O fato é que, com a instituição da Prova Nacional Docente, há a possibilidade de Estados, Distrito Federal e Municípios utilizarem os resultados dessa avaliação, no todo ou em parte, como meio para o ingresso na carreira docente. Na prática, não basta realizar a PND; é preciso que os entes federativos façam a adesão à PND e publiquem seus respectivos editais, mencionando a forma como irão utilizar os resultados da prova. Ainda levará algum tempo para que isso se concretize, mas são visíveis os mecanismos de indução do governo federal para que se firme uma tendência.

São muitas as críticas que envolvem uma avaliação como a PND. Entre elas está o fato de ser nacionalmente aplicada, com riscos à autonomia dos sistemas educativos e à diversidade regional.

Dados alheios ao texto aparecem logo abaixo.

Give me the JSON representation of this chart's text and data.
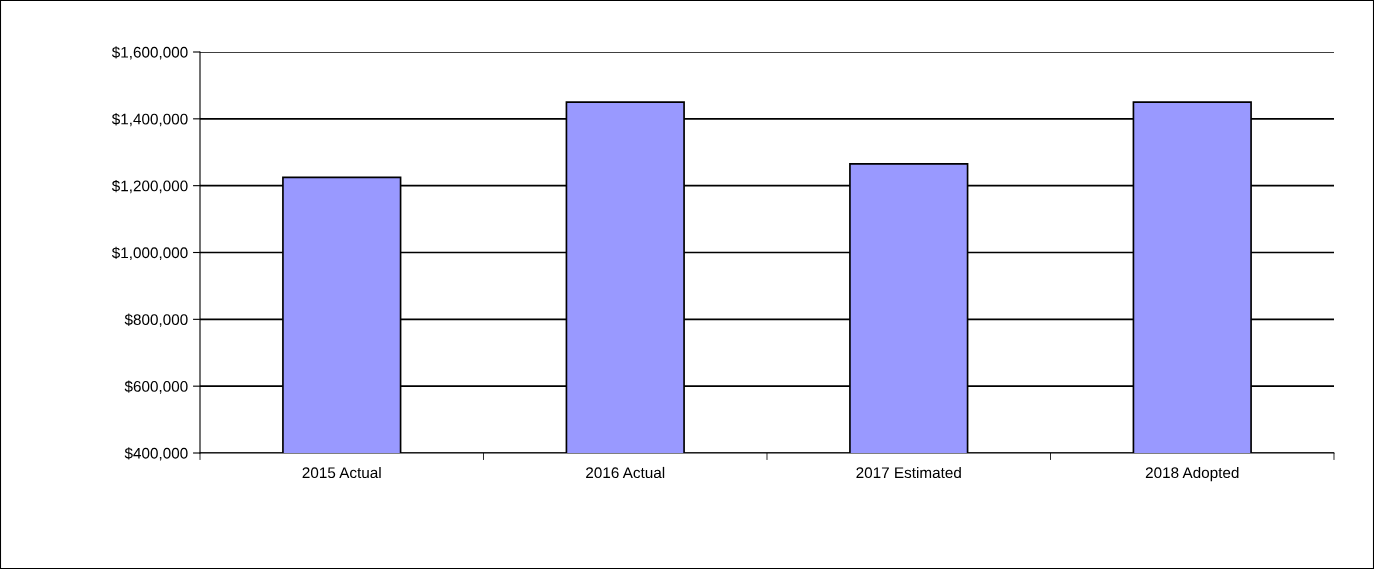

É um debate recorrente em virtude do federalismo brasileiro e de nossa realidade continental.

Apesar disso, há a expectativa de que a PND atue como estímulo a que pessoas com formação possam fazer a prova e iniciar na carreira, minimizando o chamado “apagão docente”. Porém, isso só vai acontecer se houver ações que incentivem o ingresso e a permanência na profissão, o que engloba: planos de carreira atrativos, condições de trabalho justas e remuneração adequada.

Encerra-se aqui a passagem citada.